Thursday, August 07, 2008

A Test of Technical Trading Rules


Some guys in Australia tested a bunch of technical trading rules, and found they didn't work. The problem is they test 5000 trading rules, which is a lot.

As there are an infinite number of ways of doing something wrong (not profitable), the ratio of good to bad technical rules should be near zero regardless. That is, consider the concept of infinity, where the Aleph number of natural numbers is null, and the number of real numbers is something higher than that (say, Aleph 3). The ratio of Aleph null to Aleph 3 is 0. So even if there are an infinite number of good trading rules, the number of bad trading rules is infinitely greater, the ratio is zero. Thus, this test is biased towards rejection.

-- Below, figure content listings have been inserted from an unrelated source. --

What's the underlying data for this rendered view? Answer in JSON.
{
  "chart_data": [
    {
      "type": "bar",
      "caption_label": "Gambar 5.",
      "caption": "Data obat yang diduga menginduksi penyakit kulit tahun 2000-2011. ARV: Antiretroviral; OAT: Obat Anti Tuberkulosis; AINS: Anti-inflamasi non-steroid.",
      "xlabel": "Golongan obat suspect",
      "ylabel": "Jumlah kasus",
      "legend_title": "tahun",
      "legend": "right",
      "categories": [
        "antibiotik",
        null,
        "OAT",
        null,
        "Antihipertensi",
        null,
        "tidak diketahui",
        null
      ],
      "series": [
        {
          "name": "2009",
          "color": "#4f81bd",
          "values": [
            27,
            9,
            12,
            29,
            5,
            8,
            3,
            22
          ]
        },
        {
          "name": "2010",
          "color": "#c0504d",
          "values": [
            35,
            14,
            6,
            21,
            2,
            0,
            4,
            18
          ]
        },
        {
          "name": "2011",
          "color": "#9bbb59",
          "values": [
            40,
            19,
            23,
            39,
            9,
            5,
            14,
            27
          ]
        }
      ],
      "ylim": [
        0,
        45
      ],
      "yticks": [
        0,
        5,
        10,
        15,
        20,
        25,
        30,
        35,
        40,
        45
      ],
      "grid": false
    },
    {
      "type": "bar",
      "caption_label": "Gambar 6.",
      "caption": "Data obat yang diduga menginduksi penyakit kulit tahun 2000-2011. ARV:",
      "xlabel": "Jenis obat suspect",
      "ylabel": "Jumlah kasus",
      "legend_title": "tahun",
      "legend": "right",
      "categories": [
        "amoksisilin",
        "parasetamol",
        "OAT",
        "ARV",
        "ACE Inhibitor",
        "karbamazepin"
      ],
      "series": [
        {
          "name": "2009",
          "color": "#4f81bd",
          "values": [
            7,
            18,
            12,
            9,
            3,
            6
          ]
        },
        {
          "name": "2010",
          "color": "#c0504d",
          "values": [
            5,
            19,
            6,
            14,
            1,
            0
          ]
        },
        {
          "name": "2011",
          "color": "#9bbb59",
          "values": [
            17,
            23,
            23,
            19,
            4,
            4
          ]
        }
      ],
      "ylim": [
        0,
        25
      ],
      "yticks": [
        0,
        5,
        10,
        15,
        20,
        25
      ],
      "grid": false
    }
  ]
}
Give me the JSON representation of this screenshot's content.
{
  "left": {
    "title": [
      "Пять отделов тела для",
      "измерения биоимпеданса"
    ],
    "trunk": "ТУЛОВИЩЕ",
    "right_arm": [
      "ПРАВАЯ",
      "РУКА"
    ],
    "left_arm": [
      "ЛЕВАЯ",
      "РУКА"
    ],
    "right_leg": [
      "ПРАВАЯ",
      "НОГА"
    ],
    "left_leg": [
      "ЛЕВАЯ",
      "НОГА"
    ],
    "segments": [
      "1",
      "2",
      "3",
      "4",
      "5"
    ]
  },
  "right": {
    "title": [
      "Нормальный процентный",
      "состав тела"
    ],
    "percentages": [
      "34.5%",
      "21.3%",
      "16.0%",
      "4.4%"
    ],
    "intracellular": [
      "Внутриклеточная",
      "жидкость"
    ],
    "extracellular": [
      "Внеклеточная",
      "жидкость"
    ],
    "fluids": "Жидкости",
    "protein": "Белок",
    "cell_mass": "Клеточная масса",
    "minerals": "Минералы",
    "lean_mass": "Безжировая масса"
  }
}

With 5000 trading rules, I imagine only say 20 worked, and so 20/5000 is not statistically significant. I don't know exactly how to account for this, but it highlights the importance of theory, because without a theory, your search space will either find null or positive results depending on how you construct the sample.

2 comments:

Anonymous said...

No, the number of rationals is still Aleph-0. There are just as many natural numbers as there are integers as there are rationals, because each set can be placed in a one-to-one correspondence with the others; see e.g. http://www.math.hmc.edu/funfacts/ffiles/30001.3-4.shtml

Eric Falkenstein said...

Why I'm not a mathematician. Real, rational, whatever!